>>>>> Anna F...
>>>>> on Thu, 1 May 2014 22:09:28 +0000 writes:
> Hi Martin,
> I am a statistician at National Jewish Health in Colorado, and I have
been working on clustering a dataset using Ward's minimum variance. When
plotting the dendrogram, the y-axis is labeled as 'height'. Can you
explain to me (or point me in the right direction) on how this distance between
merging clusters is calculated for the Ward method? I have found the calculation
that SAS uses, and I want to check if it is the same in your method.

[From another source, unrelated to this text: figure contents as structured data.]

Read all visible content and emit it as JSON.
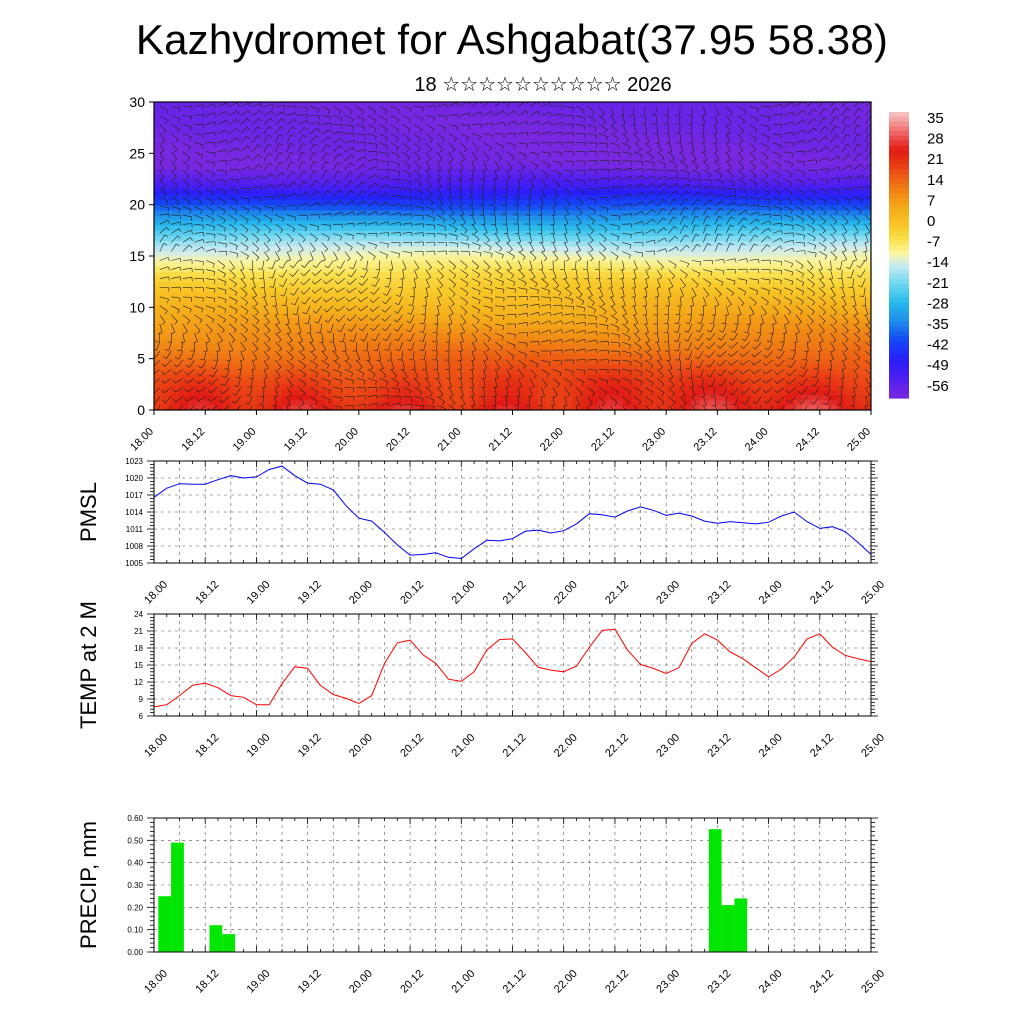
{
  "title": "Kazhydromet for Ashgabat(37.95 58.38)",
  "subtitle": "18 ☆☆☆☆☆☆☆☆☆☆ 2026",
  "x_tick_labels": [
    "18.00",
    "18.12",
    "19.00",
    "19.12",
    "20.00",
    "20.12",
    "21.00",
    "21.12",
    "22.00",
    "22.12",
    "23.00",
    "23.12",
    "24.00",
    "24.12",
    "25.00"
  ],
  "colors": {
    "pmsl_line": "#0000ff",
    "temp_line": "#ff0000",
    "precip_bar": "#00e600",
    "grid": "#555555"
  },
  "chart_data": [
    {
      "type": "heatmap",
      "name": "cross-section",
      "title": "",
      "x_range_hours": [
        0,
        168
      ],
      "ylim": [
        0,
        30
      ],
      "y_ticks": [
        0,
        5,
        10,
        15,
        20,
        25,
        30
      ],
      "colorbar_labels": [
        "35",
        "28",
        "21",
        "14",
        "7",
        "0",
        "-7",
        "-14",
        "-21",
        "-28",
        "-35",
        "-42",
        "-49",
        "-56"
      ],
      "colorbar_range": [
        -63,
        42
      ],
      "temperature_profile_by_level": [
        [
          0,
          26
        ],
        [
          3,
          21
        ],
        [
          6,
          14
        ],
        [
          9,
          7
        ],
        [
          11,
          2
        ],
        [
          13,
          -3
        ],
        [
          15,
          -11
        ],
        [
          16,
          -15
        ],
        [
          18,
          -28
        ],
        [
          20,
          -42
        ],
        [
          22,
          -55
        ],
        [
          24,
          -63
        ],
        [
          27,
          -62
        ],
        [
          30,
          -61
        ]
      ]
    },
    {
      "type": "line",
      "name": "pmsl",
      "ylabel": "PMSL",
      "ylim": [
        1005,
        1023
      ],
      "y_ticks": [
        1005,
        1008,
        1011,
        1014,
        1017,
        1020,
        1023
      ],
      "x_step_hours": 3,
      "values": [
        1016.6,
        1018.2,
        1019.0,
        1018.9,
        1018.9,
        1019.7,
        1020.4,
        1020.0,
        1020.2,
        1021.5,
        1022.1,
        1020.4,
        1019.1,
        1018.9,
        1017.9,
        1015.1,
        1012.9,
        1012.4,
        1010.4,
        1008.2,
        1006.4,
        1006.5,
        1006.8,
        1006.0,
        1005.8,
        1007.5,
        1009.0,
        1008.9,
        1009.3,
        1010.6,
        1010.8,
        1010.3,
        1010.7,
        1011.9,
        1013.7,
        1013.5,
        1013.1,
        1014.2,
        1014.9,
        1014.3,
        1013.4,
        1013.8,
        1013.3,
        1012.4,
        1012.0,
        1012.3,
        1012.1,
        1011.9,
        1012.2,
        1013.3,
        1014.0,
        1012.3,
        1011.1,
        1011.4,
        1010.5,
        1008.6,
        1006.5
      ]
    },
    {
      "type": "line",
      "name": "temp",
      "ylabel": "TEMP at 2 M",
      "ylim": [
        6,
        24
      ],
      "y_ticks": [
        6,
        9,
        12,
        15,
        18,
        21,
        24
      ],
      "x_step_hours": 3,
      "values": [
        7.6,
        8.0,
        9.6,
        11.4,
        11.8,
        11.0,
        9.6,
        9.3,
        8.0,
        8.0,
        11.7,
        14.7,
        14.4,
        11.4,
        9.8,
        9.1,
        8.2,
        9.6,
        15.3,
        18.9,
        19.4,
        16.8,
        15.3,
        12.5,
        12.1,
        13.8,
        17.7,
        19.5,
        19.6,
        17.2,
        14.6,
        14.1,
        13.8,
        14.8,
        18.1,
        21.1,
        21.3,
        17.6,
        15.1,
        14.4,
        13.5,
        14.5,
        18.8,
        20.5,
        19.4,
        17.3,
        16.1,
        14.5,
        12.9,
        14.3,
        16.4,
        19.6,
        20.5,
        18.1,
        16.7,
        16.1,
        15.6
      ]
    },
    {
      "type": "bar",
      "name": "precip",
      "ylabel": "PRECIP, mm",
      "ylim": [
        0,
        0.6
      ],
      "y_tick_labels": [
        "0.00",
        "0.10",
        "0.20",
        "0.30",
        "0.40",
        "0.50",
        "0.60"
      ],
      "bar_width_hours": 3,
      "bars": [
        {
          "start_hour": 1,
          "value": 0.25
        },
        {
          "start_hour": 4,
          "value": 0.49
        },
        {
          "start_hour": 13,
          "value": 0.12
        },
        {
          "start_hour": 16,
          "value": 0.08
        },
        {
          "start_hour": 130,
          "value": 0.55
        },
        {
          "start_hour": 133,
          "value": 0.21
        },
        {
          "start_hour": 136,
          "value": 0.24
        }
      ]
    }
  ]
}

> Here is a summary of the code I am using:
> Agnes(x,method="ward",diss=TRUE)
Well, as R is case sensitive, it must be
agnes(x,method="ward",diss=TRUE)
Interestingly, the new version of R, R 3.1.0 has now two
different versions of Ward in hclust() :
--> http://stat.ethz.ch/R-manual/R-patched/library/stats/html/hclust.html
where it is stated that previously it was basically not using
Ward's method unless the user was calling it in a specific way,
but agnes() was and is.
*The* reference for all basic routines in the 'cluster' package is
Kaufman, L. and Rousseeuw, P.J. (1990). _Finding
Groups in Data: An Introduction to Cluster Analysis_.
Wiley, New York.
Alternatively, the source code of R and all packages is open,
and for the cluster package, you can either get it from
cluster_*.tar.gz from CRAN, or also you can see the (subversion)
development version at http://svn.r-project.org/
Specifically, the C code which computes agnes() is
https://svn.r-project.org/R-packages/trunk/cluster/src/twins.c
and there,
case 4: /* 4: ward's method */
ta = (double) kwan[la];
tb = (double) kwan[lb];
tq = (double) kwan[lq];
fa = (ta + tq) / (ta + tb + tq);
fb = (tb + tq) / (ta + tb + tq);
fc = -tq / (ta + tb + tq);
int nab = ind_2(la, lb);
dys[naq] = sqrt(fa * dys[naq] * dys[naq] +
fb * dys[nbq] * dys[nbq] +
fc * dys[nab] * dys[nab]);
break;
contains the distance calculation for ward.
...
[ in private communication with Anna, she agreed that I reply
publicly to R-help such that others can chime in and all will be
searchable for people with a similar question. MM ]
Best regards,
Martin Maechler